O tej porze mogą mieć krótką przerwę techniczną.
edit: ruszyło :)
Już jesteśmy, działamy, sprzedajemy, zapraszamy.
Publio.pl
Fajne promo, nowa Grzebałkowska za 21pln – całkiem miła cena.
Damn, a 2 dni temu naszła mnie ochota na Wiedźmina, który w promocji bywa prawie nigdy i kupiłem w nominalnej… Znowu nauczka – nie kupuj bez promocji! ;-)
…w związku z czym zakupiłem sobie kolejne części :)
Drogie Publio – nie działa przycisk „Wyślij” w okienku, które wyskakuje przy wysyłce na Kindle, tam gdzie się podaje adres itp. Sprawdzone na 2 kompach i na 2 przeglądarkach na każdym z nich.
Chwilę musisz poczekać, aż kasa trafi na ich konto.
No raczej nie, bo pliki już pobrałem bez problemu, a wysyłka wciąż nie działa (nic się nie dzieje po wciśnięciu przycisku – nie znika nawet to okienko).
Proszę o maila na adres miroslaw@publio.pl. Sprawdzimy co może być przyczyną. Generalnie usługa działa prawidłowo.
Pozdrawiam
Mirek Sroka
Publio.pl
Dzięki, ale zdaje się, że interwencja nie będzie potrzebna – pomogło ctrl+F5 i po tym już działa :)
Też chyba w końcu kupię opowiadania Sapkowskiego, zaoszczędziłem trochę bo nie kupuję gry Wiedźmin 3, którą zamówiłem w przedsprzedaży. Niestety wiedźmińskie ebooki w cdp.pl ciągle nie poprawione, więc mam słabą motywację, żeby coś tam kupować.
A co było nie tak z tymi z CDP? Mogę rzucić okiem na te z Publio i dam znać czy problem nie występuje. Swoją drogą – opowiadań w CDP nie ma, cała seria kupiona w Publio ma tą zaletę, że ma spójne okładki no i wychodzi 1,49 taniej na każdym tomie, więc na moje nie ma się co zastanawiać nad wyborem komu dać zarobić ;)
Nie potrafią dobrze sformatować akapitów, są rozdzielone i nie ma wcięć w pierwszej linii. „Poprawiają” od grudnia 2013, gdy im to zgłosiłem, ostatnio się przypominałem ale też bez skutku.
Ktoś zgłaszał ten błąd w komentarzach na ŚCz, gdy ebooki Sapkowskiego pojawiły się w publio. I okazało się że rozwiązanie problemu może zająć 4 godziny, trzeba tylko chcieć :-)

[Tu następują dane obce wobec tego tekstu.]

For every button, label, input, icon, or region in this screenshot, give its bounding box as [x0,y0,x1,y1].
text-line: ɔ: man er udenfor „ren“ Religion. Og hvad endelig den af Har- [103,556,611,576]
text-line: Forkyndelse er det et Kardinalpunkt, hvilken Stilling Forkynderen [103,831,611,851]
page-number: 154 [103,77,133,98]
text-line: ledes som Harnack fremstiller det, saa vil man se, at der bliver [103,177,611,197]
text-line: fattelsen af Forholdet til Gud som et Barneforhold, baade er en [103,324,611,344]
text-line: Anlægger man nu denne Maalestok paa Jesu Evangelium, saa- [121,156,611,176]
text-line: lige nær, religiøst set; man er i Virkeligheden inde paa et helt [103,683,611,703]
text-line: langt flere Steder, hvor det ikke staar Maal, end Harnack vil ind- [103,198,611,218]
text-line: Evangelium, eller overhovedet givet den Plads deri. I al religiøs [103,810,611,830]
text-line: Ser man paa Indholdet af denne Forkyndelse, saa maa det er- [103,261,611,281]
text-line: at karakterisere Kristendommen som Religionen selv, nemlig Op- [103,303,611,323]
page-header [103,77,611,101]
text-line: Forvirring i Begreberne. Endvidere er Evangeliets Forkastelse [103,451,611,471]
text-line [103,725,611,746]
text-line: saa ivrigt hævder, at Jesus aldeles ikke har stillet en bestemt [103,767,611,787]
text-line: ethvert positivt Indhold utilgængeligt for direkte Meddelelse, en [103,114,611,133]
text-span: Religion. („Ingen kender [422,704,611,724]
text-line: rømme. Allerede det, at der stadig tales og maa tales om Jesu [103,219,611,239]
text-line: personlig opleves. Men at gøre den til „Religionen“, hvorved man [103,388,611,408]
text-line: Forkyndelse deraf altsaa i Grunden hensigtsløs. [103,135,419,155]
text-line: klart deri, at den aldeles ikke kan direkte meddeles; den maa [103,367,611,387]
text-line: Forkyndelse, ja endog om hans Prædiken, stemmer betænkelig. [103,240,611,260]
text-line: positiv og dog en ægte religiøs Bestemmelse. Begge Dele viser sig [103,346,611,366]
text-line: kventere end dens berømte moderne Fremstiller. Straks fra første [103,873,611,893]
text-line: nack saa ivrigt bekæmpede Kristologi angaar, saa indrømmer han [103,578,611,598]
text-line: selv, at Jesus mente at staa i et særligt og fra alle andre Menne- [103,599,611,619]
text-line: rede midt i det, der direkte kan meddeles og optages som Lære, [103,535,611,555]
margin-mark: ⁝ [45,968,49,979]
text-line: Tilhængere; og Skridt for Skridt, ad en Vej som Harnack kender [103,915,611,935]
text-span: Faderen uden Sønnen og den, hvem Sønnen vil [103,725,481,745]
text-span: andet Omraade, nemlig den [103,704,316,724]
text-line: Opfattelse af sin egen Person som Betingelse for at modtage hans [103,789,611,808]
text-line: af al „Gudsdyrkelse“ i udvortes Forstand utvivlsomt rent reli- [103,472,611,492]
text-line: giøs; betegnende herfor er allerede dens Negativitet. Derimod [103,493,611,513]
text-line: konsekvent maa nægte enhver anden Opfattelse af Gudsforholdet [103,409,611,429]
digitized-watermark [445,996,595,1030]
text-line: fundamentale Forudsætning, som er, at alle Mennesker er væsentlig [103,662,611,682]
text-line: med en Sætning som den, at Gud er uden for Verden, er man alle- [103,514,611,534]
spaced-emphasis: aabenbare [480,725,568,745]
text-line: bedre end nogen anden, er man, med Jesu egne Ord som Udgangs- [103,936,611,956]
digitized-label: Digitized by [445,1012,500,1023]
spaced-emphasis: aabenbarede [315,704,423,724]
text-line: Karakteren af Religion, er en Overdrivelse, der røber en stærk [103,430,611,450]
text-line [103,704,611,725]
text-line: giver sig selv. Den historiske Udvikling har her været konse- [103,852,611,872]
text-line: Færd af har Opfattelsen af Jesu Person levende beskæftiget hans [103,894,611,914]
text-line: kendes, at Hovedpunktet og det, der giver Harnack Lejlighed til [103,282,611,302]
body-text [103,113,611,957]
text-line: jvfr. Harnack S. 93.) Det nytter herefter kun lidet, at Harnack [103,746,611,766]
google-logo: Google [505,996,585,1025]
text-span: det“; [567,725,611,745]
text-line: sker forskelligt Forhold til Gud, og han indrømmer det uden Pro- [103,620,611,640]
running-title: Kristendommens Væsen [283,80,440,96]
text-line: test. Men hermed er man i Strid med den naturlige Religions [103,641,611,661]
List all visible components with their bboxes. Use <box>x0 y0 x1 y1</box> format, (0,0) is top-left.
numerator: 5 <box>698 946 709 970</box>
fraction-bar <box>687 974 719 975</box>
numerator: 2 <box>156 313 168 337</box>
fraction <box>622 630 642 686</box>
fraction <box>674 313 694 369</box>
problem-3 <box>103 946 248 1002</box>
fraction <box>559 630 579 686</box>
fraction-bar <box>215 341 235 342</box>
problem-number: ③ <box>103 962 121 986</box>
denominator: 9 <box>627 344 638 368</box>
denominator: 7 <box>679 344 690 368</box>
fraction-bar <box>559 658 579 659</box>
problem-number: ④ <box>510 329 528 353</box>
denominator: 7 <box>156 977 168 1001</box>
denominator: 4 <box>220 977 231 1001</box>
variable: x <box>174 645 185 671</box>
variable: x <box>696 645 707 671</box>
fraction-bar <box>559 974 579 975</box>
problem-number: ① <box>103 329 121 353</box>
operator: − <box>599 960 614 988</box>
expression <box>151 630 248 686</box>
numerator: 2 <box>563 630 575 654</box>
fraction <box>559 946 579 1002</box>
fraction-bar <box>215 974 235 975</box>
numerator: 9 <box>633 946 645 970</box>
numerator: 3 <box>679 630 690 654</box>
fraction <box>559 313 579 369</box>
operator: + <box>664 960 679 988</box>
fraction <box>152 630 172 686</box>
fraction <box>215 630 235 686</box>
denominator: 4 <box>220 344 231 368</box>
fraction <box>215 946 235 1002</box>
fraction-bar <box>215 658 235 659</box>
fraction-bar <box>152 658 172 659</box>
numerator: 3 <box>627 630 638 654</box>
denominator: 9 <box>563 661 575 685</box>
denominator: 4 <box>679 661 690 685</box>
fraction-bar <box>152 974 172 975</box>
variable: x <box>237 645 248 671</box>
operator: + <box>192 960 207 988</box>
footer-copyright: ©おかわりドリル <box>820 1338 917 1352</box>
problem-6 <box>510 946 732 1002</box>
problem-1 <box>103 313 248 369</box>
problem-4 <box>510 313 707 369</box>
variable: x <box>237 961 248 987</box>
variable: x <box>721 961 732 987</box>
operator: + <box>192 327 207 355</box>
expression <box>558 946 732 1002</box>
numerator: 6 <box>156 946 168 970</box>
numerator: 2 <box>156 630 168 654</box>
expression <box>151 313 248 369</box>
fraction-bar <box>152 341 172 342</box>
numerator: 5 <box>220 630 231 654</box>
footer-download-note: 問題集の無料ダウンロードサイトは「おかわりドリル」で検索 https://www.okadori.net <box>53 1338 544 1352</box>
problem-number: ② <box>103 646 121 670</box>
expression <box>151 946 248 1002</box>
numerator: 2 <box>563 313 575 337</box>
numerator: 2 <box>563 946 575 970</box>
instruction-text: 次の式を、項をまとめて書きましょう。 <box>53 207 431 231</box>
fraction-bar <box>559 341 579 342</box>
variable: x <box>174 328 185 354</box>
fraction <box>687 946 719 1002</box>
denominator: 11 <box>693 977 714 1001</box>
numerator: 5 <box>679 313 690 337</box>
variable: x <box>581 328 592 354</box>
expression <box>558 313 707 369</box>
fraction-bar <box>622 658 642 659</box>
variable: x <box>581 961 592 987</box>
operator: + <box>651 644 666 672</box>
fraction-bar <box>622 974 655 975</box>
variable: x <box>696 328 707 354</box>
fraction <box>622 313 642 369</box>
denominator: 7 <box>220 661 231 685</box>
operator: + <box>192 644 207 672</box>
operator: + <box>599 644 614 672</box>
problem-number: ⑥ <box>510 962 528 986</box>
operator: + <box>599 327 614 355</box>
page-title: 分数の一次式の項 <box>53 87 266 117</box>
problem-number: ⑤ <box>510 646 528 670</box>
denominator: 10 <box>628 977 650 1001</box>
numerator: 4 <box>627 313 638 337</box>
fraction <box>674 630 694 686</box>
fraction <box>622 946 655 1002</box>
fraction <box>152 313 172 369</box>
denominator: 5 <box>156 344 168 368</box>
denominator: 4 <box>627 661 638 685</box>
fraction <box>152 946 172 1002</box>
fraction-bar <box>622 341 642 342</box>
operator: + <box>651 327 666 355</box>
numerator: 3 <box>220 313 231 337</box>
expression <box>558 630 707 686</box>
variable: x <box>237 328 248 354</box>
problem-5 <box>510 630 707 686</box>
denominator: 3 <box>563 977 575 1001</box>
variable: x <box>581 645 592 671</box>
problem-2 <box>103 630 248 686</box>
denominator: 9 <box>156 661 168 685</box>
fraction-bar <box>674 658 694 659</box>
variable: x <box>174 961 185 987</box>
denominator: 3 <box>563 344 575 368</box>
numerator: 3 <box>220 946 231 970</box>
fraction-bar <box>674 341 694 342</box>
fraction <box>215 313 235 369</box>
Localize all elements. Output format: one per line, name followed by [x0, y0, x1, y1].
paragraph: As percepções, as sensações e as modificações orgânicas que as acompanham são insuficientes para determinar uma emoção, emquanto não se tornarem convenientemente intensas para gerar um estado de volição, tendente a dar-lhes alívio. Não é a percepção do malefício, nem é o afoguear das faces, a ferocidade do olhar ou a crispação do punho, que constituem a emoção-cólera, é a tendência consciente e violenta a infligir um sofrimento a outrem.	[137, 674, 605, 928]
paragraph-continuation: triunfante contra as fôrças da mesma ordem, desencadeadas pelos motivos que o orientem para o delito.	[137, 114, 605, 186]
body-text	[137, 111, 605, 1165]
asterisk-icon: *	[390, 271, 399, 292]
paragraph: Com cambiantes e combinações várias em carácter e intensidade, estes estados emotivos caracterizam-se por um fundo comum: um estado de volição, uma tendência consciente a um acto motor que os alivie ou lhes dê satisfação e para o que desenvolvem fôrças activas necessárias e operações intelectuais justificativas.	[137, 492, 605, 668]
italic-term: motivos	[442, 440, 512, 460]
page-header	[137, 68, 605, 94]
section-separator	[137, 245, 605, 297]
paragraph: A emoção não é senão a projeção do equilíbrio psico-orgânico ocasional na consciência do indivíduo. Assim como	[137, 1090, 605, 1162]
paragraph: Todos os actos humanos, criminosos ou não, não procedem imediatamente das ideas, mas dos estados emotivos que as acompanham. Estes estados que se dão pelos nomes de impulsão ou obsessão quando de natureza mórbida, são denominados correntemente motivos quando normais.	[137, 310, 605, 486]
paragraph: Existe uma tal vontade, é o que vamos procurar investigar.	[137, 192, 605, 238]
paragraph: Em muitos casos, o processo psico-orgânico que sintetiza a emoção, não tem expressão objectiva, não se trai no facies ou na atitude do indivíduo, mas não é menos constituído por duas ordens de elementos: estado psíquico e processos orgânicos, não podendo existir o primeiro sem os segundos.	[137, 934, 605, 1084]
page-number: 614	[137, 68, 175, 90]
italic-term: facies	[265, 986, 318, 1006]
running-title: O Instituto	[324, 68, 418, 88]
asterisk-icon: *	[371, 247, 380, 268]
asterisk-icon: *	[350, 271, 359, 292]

EDIT: O, proszę. A tak wygląda plik który dołączyłem do zgłoszenia w cdp.pl, po prawej to, co dostajemy, po lewej efekt 5 minut dłubania w Calibre.
Załącznik z 'tak’ wygasł był, ale wierzę Ci na słowo. Wg mnie tekst wygląda bardzo poprawnie w tych plikach z Publio. Wcięcia są malutkie (ja preferuję większe), między akapitami brak odstępów (ja np. tak właśnie lubię), nie ma podziału wyrazów (szkoda), ale tekst jest wyjustowany. Spis treści jak najbardziej jest i działa, jest nawet publisher font (w opowiadaniach nie było, ale z reguły i tak nie używam). Screenshota z Kindla nie dołączę, bo nie mam tego jak zgrać, mogę zrobić zdjęcie telefonem.
http://i.imgur.com/UzKRGNN.png
Z jednej strony to 3 minuty roboty (dla każdego pliku), z drugiej kosztowało mnie to ponad 100zł – kupowałem na raty całą sagę plus „Sezon Burz”. Więc trochę jestem zapieniony i raczej poza kluczami Steam, gdzie trudno coś zepsuć, moich pieniędzy już nie zobaczą i będę się żalił gdzie się tylko da.
Tak z czterysta ciekawość.
Ja zawsze myślałem, że ebooki są wydawane przez wydawnictwa i we wszystkich księgarniach są te same. To jak to jest? Każda ksiegarnia typu PUBLIO, NEXTO, WOBLINK… tworzy sama pliki?
Może jakiś artykulik na ten temat. Bo w sumie, to chciałbym wiedzieć jak powstają w naszym kraju ebooki, kto się tym zajmuje itd (chyba, że jest gdzieś taka informacja, to prosiłbym o linka)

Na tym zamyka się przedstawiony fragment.